Say you wanted a Map of type Person, you'd use defrecord for that.
This is only really useful when you need a piece of code to at runtime do something different based on the type. So if there is a piece of code which will receive Maps of different types, and you want it to do something different for each type AS WELL as you want better performance.
I'm saying as well, because there's actually many ways to provide this dynamic functionality. One is with using native types, and is provided by records and protocols. The other is with manually modeled types and the use of defmulti. The latter is more powerful, because you can represent the type as anything you want, and the type can even be inferred from the structure or the value of the data itself. On the other hand, it will be slower.

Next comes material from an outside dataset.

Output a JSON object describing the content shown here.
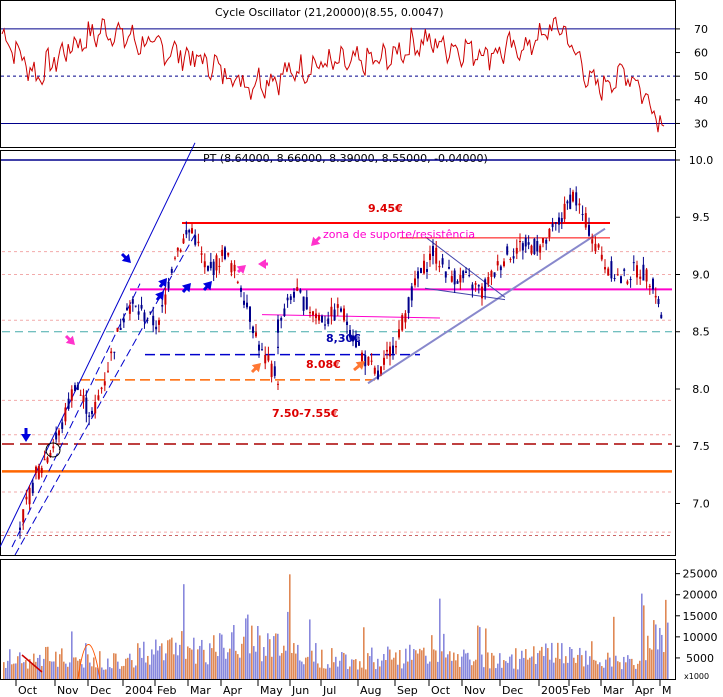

defrecord can only allow functions to do different things based on the type of their first argument, and the structure and values of the record can not dictate its type. This is often called nominal typing. Your record is of a certain type because you named it that way explicitly. On the other hand, defmulti allows for duck typing, in that a Map can be of a certain type because of its inherent structure and/or the values it contains.
defprotocol
You reach for defprotocol when you want functions which do different things based on the native type of their first argument. Such as say a function which will be called with different records, and should do something different for each different record type.
defmulti
As I explained when talking about records briefly. If you want a function to do something different not just based on the type of the first argument, but also because of the type of the other arguments, or because of the structure of the data in any/all arguments, or because of the values of the any/all arguments, you would use defmulti instead of defprotocol.
Multi-arity
Also, if you just want a function to do something different based on the number of arguments it was called with, you can just use multi-arity functions.